The Duke of Cambridge is embarking upon an historic tour of the Middle East - visiting both Israel and the Palestinian territories - in a trip in which ironies and sensitivities will abound.
The Royal Family is keenly aware of its own history. Prince William is this week visiting a region that rarely forgets its past.
When Palestine slipped from the hands of an exhausted and broken post-war Britain in 1948, the Prince's great-grandfather George VI was on the throne.
There has been no official royal visit since then, though Prince Philip and Prince Charles have been to pay respects at the grave in Jerusalem of Prince Philip's mother, Alice.
For just under three decades, after World War One, Britain controlled present-day Jordan, Israel and the occupied territories; three decades that would see the Middle East reshaped by European design, compromise, and failure.
When Prince William lays his head this week at his Jerusalem hotel, the King David, he will be at the site of one of the worst attacks on British forces during the Jews' battle for independence.

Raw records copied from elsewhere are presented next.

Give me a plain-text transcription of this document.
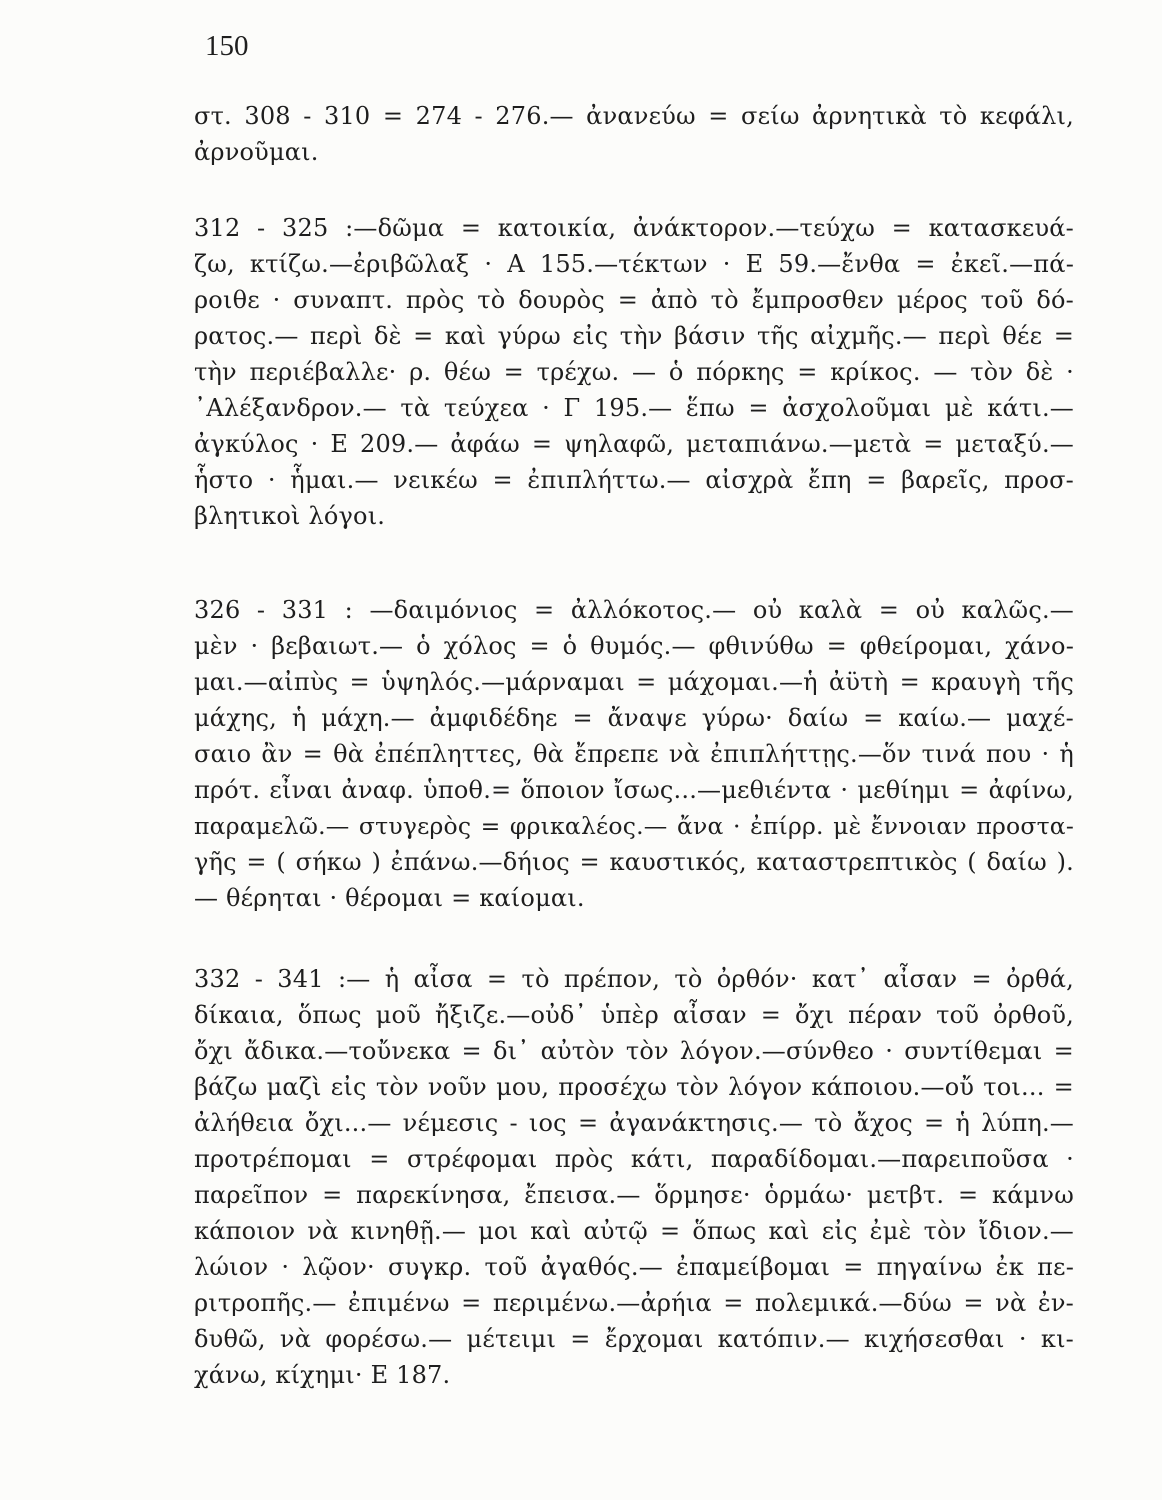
150
στ. 308 - 310 = 274 - 276.— ἀνανεύω = σείω ἀρνητικὰ τὸ κεφάλι,
ἀρνοῦμαι.
312 - 325 :—δῶμα = κατοικία, ἀνάκτορον.—τεύχω = κατασκευά-
ζω, κτίζω.—ἐριβῶλαξ · Α 155.—τέκτων · Ε 59.—ἔνθα = ἐκεῖ.—πά-
ροιθε · συναπτ. πρὸς τὸ δουρὸς = ἀπὸ τὸ ἔμπροσθεν μέρος τοῦ δό-
ρατος.— περὶ δὲ = καὶ γύρω εἰς τὴν βάσιν τῆς αἰχμῆς.— περὶ θέε =
τὴν περιέβαλλε· ρ. θέω = τρέχω. — ὁ πόρκης = κρίκος. — τὸν δὲ ·
᾿Αλέξανδρον.— τὰ τεύχεα · Γ 195.— ἕπω = ἀσχολοῦμαι μὲ κάτι.—
ἀγκύλος · Ε 209.— ἀφάω = ψηλαφῶ, μεταπιάνω.—μετὰ = μεταξύ.—
ἧστο · ἧμαι.— νεικέω = ἐπιπλήττω.— αἰσχρὰ ἔπη = βαρεῖς, προσ-
βλητικοὶ λόγοι.
326 - 331 : —δαιμόνιος = ἀλλόκοτος.— οὐ καλὰ = οὐ καλῶς.—
μὲν · βεβαιωτ.— ὁ χόλος = ὁ θυμός.— φθινύθω = φθείρομαι, χάνο-
μαι.—αἰπὺς = ὑψηλός.—μάρναμαι = μάχομαι.—ἡ ἀϋτὴ = κραυγὴ τῆς
μάχης, ἡ μάχη.— ἀμφιδέδηε = ἄναψε γύρω· δαίω = καίω.— μαχέ-
σαιο ἂν = θὰ ἐπέπληττες, θὰ ἔπρεπε νὰ ἐπιπλήττῃς.—ὅν τινά που · ἡ
πρότ. εἶναι ἀναφ. ὑποθ.= ὅποιον ἴσως...—μεθιέντα · μεθίημι = ἀφίνω,
παραμελῶ.— στυγερὸς = φρικαλέος.— ἄνα · ἐπίρρ. μὲ ἔννοιαν προστα-
γῆς = ( σήκω ) ἐπάνω.—δήιος = καυστικός, καταστρεπτικὸς ( δαίω ).
— θέρηται · θέρομαι = καίομαι.
332 - 341 :— ἡ αἶσα = τὸ πρέπον, τὸ ὀρθόν· κατ᾿ αἶσαν = ὀρθά,
δίκαια, ὅπως μοῦ ἤξιζε.—οὐδ᾿ ὑπὲρ αἶσαν = ὄχι πέραν τοῦ ὀρθοῦ,
ὄχι ἄδικα.—τοὔνεκα = δι᾿ αὐτὸν τὸν λόγον.—σύνθεο · συντίθεμαι =
βάζω μαζὶ εἰς τὸν νοῦν μου, προσέχω τὸν λόγον κάποιου.—οὔ τοι... =
ἀλήθεια ὄχι...— νέμεσις - ιος = ἀγανάκτησις.— τὸ ἄχος = ἡ λύπη.—
προτρέπομαι = στρέφομαι πρὸς κάτι, παραδίδομαι.—παρειποῦσα ·
παρεῖπον = παρεκίνησα, ἔπεισα.— ὅρμησε· ὁρμάω· μετβτ. = κάμνω
κάποιον νὰ κινηθῇ.— μοι καὶ αὐτῷ = ὅπως καὶ εἰς ἐμὲ τὸν ἴδιον.—
λώιον · λῷον· συγκρ. τοῦ ἀγαθός.— ἐπαμείβομαι = πηγαίνω ἐκ πε-
ριτροπῆς.— ἐπιμένω = περιμένω.—ἀρήια = πολεμικά.—δύω = νὰ ἐν-
δυθῶ, νὰ φορέσω.— μέτειμι = ἔρχομαι κατόπιν.— κιχήσεσθαι · κι-
χάνω, κίχημι· Ε 187.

It was an attack condemned at the time as Jewish terrorism.
When he meets Jordanian Crown Prince Al-Hussein bin Abdullah II he will shake hands with the Hashemite dynasty that Britain placed at the head of the newly-created territory of Transjordan in 1921.
From the Balfour declaration to the White Paper, the promises and pledges that Britain has made to different parties at different times in Palestine are now part of the region's collective memory.
It's up for debate quite how important the trip is. For Prince William, it's important to get right. There will be speeches, carefully drafted by the Foreign Office, vetted further by civil servants and advisers.
The itinerary is scrupulously balanced between Jordan, Israel and the Palestinian territories. And beyond the mandatory meetings and locations, it leans heavily towards youth and tech, with a whirl of religious sites at the end.
For Israelis, a royal visit is what's been missing from British-Israeli relations. That doesn't mean 10-deep crowds but it is one of those things that just hasn't happened in 70 years. And people wondered why.
And for the British government, it's a chance to highlight relationships that aren't about the conflict between Israel and the Palestinians.
As to timing, British officials swear blind it has nothing to do with this year's 70th anniversary of Israel's creation. No one can quite explain why it had to be this year. But the visit and the anniversary are, we are told, simply coincidence.
A busy time awaits Prince William, and the odd potential pitfall, as he wanders among the bones of Empire.